La mendiante grise a ses livres étalés devant elle sur le trottoir, des vieux livres décolorés que lui donnent des personnes compatissantes et qu’elle vend 1€. Parfois je lui en donne aussi, avec quelques pièces. Elle me remercie, la main sur le cœur.
Elle a une souffrance directe et visible, sans être ostensible. Ses yeux noirs assez écartés contiennent une immémoriale résignation. Ses deux fillettes viennent la voir le samedi, et sans doute son homme qui la surveille de loin en près.
Un jour je me suis dit que les fillettes seraient heureuses que je les emmène acheter un livre chacune à la librairie d’en face au lieu de s’ennuyer dans la grisaille.
C’était peut-être la première fois qu’elles entraient dans une librairie. Elles tripotaient tout comme je n’aurais jamais osé le faire, fascinées par les albums de coloriage et les paquets de gommettes. Un souvenir de La Morale du joujou de Baudelaire m’a aidée à laisser tomber mon projet littéraire : Avec cette admirable et lumineuse promptitude qui caractérise les enfants, chez qui le désir, la délibération et l’action ne font, pour ainsi dire, qu’une seule faculté, chacune a pris une boîte de gouaches pleine de pastilles colorées, un cahier de dessin, et une trousse avec des cœurs à paillettes et des têtes de chérubins roses et bleus, (« ça j’adore ! tu es trop gentille ! »).

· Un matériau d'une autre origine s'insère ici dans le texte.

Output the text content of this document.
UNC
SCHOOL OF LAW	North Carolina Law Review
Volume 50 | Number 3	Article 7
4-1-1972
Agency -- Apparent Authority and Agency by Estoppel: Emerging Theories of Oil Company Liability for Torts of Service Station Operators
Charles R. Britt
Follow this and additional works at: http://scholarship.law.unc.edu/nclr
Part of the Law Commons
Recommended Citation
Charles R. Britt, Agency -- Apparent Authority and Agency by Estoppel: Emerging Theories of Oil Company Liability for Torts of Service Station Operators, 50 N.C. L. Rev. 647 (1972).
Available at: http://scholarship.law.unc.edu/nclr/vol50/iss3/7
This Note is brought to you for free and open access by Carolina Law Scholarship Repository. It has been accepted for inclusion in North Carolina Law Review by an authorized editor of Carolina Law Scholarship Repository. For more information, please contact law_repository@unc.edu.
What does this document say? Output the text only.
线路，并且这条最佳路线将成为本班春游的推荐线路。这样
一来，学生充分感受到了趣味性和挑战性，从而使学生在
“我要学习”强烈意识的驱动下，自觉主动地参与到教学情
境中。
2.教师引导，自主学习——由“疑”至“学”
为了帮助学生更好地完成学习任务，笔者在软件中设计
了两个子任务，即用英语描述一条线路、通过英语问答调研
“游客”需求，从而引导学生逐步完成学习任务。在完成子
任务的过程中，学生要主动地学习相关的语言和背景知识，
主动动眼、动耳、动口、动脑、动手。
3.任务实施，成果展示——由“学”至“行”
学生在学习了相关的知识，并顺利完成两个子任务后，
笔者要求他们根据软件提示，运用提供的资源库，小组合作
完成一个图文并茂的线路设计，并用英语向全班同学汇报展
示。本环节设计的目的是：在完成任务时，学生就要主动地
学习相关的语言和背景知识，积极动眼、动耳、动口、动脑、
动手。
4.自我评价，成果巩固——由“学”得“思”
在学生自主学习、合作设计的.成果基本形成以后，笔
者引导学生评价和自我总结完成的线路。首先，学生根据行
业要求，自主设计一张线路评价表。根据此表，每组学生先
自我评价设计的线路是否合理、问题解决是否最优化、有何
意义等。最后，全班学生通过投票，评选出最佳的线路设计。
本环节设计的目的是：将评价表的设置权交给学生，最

Sur le trottoir la mère a secoué la tête, contrariée.
Puis est redevenue la mendiante grise, résignée.
Très beau. Merci Nathalie
Un abrazo
Merci à toi, (il existe une version plus inquiétante qui, peut-être, ailleurs, un jour…)
J’ai enfin sur ma table, en lecture prochaine, les Notes de l’heure offerte ! Ya te diré.